Rock-Koshkonong Lake District (RKLD) newly elected treasurer Mark Meyer presented a financial report, outlining fund balances, potential dollars available for future projects, expenditures, both real and forecasted, and suggested areas of savings within the district’s budget. The report was delivered and approved during the district’s monthly meeting held Sept. 19 at the Albion Town Hall.
According to Meyer, as of Sept. 9, the district’s general fund balance was $117,048.84. After paying invoices received in August and September, the ending balance was $90,304.97.
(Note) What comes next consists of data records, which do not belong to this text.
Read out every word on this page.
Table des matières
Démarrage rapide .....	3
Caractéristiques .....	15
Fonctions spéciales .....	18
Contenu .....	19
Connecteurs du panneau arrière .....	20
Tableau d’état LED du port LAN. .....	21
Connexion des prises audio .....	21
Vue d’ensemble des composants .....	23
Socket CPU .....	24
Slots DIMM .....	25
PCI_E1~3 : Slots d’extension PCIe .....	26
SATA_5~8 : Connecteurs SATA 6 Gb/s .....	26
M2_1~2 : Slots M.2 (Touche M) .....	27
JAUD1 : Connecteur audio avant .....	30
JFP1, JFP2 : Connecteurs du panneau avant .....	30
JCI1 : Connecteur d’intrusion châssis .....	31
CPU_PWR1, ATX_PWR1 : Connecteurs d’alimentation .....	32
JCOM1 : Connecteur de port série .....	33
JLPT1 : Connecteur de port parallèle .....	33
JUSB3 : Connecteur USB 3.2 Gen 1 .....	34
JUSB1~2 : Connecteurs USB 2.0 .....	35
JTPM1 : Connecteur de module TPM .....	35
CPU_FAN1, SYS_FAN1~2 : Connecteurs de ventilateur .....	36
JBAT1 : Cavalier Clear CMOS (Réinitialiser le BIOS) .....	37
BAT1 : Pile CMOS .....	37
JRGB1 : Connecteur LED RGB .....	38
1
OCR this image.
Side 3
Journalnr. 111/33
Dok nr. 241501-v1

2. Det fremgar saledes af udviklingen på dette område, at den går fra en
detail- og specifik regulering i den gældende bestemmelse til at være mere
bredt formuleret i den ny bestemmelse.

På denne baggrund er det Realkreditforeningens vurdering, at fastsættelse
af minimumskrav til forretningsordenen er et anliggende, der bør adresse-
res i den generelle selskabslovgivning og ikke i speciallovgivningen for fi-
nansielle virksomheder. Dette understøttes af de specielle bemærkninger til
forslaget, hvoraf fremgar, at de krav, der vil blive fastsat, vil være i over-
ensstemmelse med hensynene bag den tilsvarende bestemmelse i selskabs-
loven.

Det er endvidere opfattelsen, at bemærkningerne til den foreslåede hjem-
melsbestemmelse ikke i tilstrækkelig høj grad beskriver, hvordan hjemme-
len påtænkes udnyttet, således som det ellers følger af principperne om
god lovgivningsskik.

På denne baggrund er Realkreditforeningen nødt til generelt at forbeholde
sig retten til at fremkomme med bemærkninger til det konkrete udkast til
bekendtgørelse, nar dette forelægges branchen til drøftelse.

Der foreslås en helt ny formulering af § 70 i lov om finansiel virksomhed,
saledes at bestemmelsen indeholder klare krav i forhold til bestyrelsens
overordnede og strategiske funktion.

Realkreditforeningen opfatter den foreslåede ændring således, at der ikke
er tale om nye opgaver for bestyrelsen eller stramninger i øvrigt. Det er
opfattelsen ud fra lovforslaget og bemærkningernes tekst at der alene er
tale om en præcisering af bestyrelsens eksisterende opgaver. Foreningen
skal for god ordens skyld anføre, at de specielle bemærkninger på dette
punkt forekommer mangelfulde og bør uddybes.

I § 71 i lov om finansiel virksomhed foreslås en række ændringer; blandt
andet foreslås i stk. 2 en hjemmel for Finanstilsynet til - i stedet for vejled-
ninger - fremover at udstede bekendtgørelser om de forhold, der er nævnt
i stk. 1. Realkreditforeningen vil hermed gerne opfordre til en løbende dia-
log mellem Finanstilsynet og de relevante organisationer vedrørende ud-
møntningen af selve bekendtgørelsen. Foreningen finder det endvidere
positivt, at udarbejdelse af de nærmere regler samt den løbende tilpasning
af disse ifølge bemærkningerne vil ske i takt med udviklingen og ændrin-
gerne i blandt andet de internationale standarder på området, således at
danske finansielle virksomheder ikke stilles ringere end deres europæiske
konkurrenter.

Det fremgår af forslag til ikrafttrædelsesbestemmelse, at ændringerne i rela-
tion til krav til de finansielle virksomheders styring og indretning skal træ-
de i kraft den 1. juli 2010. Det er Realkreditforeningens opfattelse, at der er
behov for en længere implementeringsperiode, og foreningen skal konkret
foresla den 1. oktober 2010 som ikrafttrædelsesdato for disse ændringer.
Items paid included $2,480 for a 2018 financial compilation prepared by Summit Accounting, matching checks written against RKLD accounts with account balances; two invoices submitted by the legal firm of Wheeler, Van Sickle & Anderson, for services provided in June, for $5,244.75, and in July, for $6,126; two invoices from recently merged Emmons & Oliver, Inc., and Montgomery Associates Research Solutions, LLC, for services performed in June and August in the amounts of $3,960 and $3,419.50, respectively; $600 paid to Helgeson Crane Service for work performed on July 30; two invoices paid through Commissioner Mike Shumaker, including: Step Bits, $61.18, and Wisconsin Lift, $1,492.44, and $3,000 paid to GOE for dive team services employed while making repairs to the Indianford Dam drain plug and performing an inspection underneath the County F/M bridge.
Meyer also forecasted upcoming costs, including anticipated costs of operations, $15,000; annual costs associated with USGS, which, according to the report, will come due in September, $20,800; costs associated with hiring Emmons & Oliver to create request for proposal parameters to share with engineering firms looking to bid on the proposed sluiceway and Tainter gate dam modification project, $3,000, and a forecasted invoice from Wheeler, Van Sickle & Anderson for services rendered in August, $5,000.
After forecasted invoices are paid, Meyer estimated the general fund balance at $45,000, and estimated September deposits at $1,193, for a total of $46,193.30.
Reviewing tax and professional services provided to the district over a seven-year period between 2012 and 2018, Meyer said he could not accurately determine how the money was spent.
Meyer said the district had three certificates of deposit (CD), one of which will mature in November. He recommended placing those funds, totaling $207,473, into a two- to three-year vehicle bearing 1.5 to 2 % interest, to create a long-term savings plan. CDs coming due next year, in January and July, maturing at $234,069 and $204,008, respectively, he said, could be allocated toward future projects.
Advocating for a long-term savings plan, Meyer said: “If we don’t allocate money towards projects, we spend it on other things.”
He said longer-term vehicles offered better interest rates.
Commissioner Steve Proud asked about step-up CD interest rates.
Meyer said he would investigate step rates, as well as explore money market options.
Looking at funds placed in two money market accounts, with one labeled segregated dam fund, holding $51,680, and a second labeled segregated lake fund, holding $106,684, as well as a small business checking account, holding $46,504, Meyer said the district had available funds of $204,870.
Looking at funds within all three CDs, two money market segregated funds, the forecasted general fund balance and money allocated in the approved 2020 budget for boat landings ($68,000) and modifications to the dam ($50,000), Meyer said the district had a total project funding potential of $760,948.
Meyer said he canceled several vendor accounts because he did not believe they were necessary, including accounts with Frontier Online, Centurylink and Bliss Communications. Canceling the three accounts would bring an estimated annual savings of $1,843, he said.
Vendors under consideration to have services discontinued included three news publications, offering a total savings of $7,093, and the USGS velocity meters. Meyer said he would research meters and USGS requirements. He believed meter changes could bring a savings of $12,000.
Meyers said he would also investigate the district’s annual payment of $3,500 for insurance coverage. The district is insured through Baer in Madison.
Meyer said the district needed liability insurance. He said he would review and “shop” the policy.
“I’m just going to keep chipping away at what we don’t need and save the money,” Meyer said.
The board unanimously approved paying the identified invoices and approved, with one abstention made by Proud, the treasurer’s report, deciding against making a final decision about how best to handle the CD maturing in November.